4 thoughts on “Entwined”

  1. Phineas,

    I’m totally with you on everything you said, but I guess maybe I looked at it in a slightly different way. Or rather, I didn’t go into the book thinking it was Alison’s memoir so much as the entire Bechdel family’s (“a family tragicom”). So, in some ways, I expected the book to be a view of everyone in her family, as well as herself, and it’s understandable that her father takes a foremost place in the narrative because of the obviously large impact he left on everyone in the family, and the way in which he abruptly left their lives.
    If anything, I found it extremely odd that not more was said about her brothers. She has some mentions of them, but it seems only circumstantial to her being there, as with the story of them all going to the beach with Roy and the woods with Bill, when she asks her brother to call her Albert while they are at the mine, and how she and John smiled at each other at their father’s funeral. I mean, with her obsession with masculinity, why wouldn’t she be more interested in the impact of her father’s personality and eccentricities on her brothers? Of course, the book is obviously subjective in its narration, commenting mostly on the relationship she shares with her parents, but I would have thought there would be at least more of a mention of the relationship she shared with her brothers. In fact, one of the only instances we get of her relationship with family besides her parents is the small anecdote about how her cousins called her “butch.” I guess I just thought that with all her talk about being a piece of furniture to be placed and dealt with as her father desired, she would have actually addressed the matter of whether or not her brother were treated in this regard, and to this extent.
    My other kind of nagging question about the text has to do with the flow of information about her father’s life. I assume that much of the “inside information” about her father’s lewd dealings came from her mother, but we get no indication of how her mother came across all of these things. Did Bruce simply tell Alison’s mother about all the affairs one day? Or did she just know all along? I imagine some of the scenes of Bruce in the army having an exchange with another army dude were purely Alison’s creation off of stories or the way she imagined her father would act, but I can’t know for sure. After reading Maus I am very sensitive to the when/where/how information in relayed in order to come to the final product of the graphic narrative. With /Fun Home/ I feel a little like Alison is some omniscient narrator simply “knowing” intimate details of her father’s life. Not to say that she doesn’t ever address this; on page 29 we get a scene of Alison and her mother discussing her father’s death, and then later when Alison is on the phone with her mother we get an overt declaration of her father’s homosexuality, but I’m just not always as aware of where I’m getting my information from as, say, in Maus.

    1. Kristine,

      I agree we don’t get much of a sense of the mother, but I think Alison has sympathy and empathy for her. She draws her mother’s passport picture on 71 as vital, engaged, and large-eyed, and then compares it with the dull-eyed, passive graying woman in the group passport photo on 72.

      -Deb

  2. I see how her father overshadows Bechdel in this graphic novel memoir. You mentioned briefly that her own coming out, meant to her to distance herself from her family, only allows her family to “do her one better” by shocking her with her father’s veiled homosexuality. I think that’s a particularly important passage to look at when talking about the importance of Bechdel within her own work. Her story seems to be a catalyst by which she can share the story of her dad, which she’s only beginning to come to terms with…I think.
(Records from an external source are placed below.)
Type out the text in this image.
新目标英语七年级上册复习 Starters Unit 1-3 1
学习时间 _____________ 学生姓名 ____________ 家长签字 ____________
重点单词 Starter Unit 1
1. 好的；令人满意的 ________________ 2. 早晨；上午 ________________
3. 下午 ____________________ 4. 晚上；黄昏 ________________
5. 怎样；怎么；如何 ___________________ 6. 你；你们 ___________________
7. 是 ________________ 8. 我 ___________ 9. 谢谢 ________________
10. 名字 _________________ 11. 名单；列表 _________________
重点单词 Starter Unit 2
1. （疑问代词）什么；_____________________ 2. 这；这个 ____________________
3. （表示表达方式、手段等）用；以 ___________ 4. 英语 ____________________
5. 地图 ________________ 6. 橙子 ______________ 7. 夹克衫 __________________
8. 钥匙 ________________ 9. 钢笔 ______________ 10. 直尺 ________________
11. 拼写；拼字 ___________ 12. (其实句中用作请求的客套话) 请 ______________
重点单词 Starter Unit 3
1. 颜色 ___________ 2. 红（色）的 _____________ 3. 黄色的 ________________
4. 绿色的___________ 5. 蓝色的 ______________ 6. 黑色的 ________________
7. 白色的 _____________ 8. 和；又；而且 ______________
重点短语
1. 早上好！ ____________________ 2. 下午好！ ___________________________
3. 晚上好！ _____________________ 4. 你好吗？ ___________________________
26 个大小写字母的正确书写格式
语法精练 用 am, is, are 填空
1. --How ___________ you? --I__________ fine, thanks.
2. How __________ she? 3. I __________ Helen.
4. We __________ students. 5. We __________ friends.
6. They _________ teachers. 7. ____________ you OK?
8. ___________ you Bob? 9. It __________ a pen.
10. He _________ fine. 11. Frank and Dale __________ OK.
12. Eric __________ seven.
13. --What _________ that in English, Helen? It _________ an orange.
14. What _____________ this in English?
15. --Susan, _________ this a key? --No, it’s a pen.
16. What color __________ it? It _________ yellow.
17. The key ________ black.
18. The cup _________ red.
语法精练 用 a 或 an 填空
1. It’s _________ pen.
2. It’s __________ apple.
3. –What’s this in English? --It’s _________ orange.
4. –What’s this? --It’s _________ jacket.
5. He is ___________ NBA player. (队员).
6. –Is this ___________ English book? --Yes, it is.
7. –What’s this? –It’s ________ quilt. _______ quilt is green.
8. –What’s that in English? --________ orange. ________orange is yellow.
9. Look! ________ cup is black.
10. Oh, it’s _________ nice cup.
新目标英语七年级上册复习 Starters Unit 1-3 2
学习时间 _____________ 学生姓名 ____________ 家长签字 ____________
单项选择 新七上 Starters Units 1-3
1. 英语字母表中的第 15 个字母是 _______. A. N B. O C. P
  3. Building on this idea of the mostly seen-but-not-heard brothers, I was struck by the middle panel on page 50, in which Alison returns home from college after her father’s death. She notes how she and her little brother, John, greeted each other with grins. Her older brother, Christian, is also in the panel, in the far left. He looks so much like her father that at first I thought he was Bruce, kind of haunting the scene.

    Visually, at least, her brothers seem to be a reminder of her father’s presence, and I wonder if that might somehow play into their surprising absence in the narrative.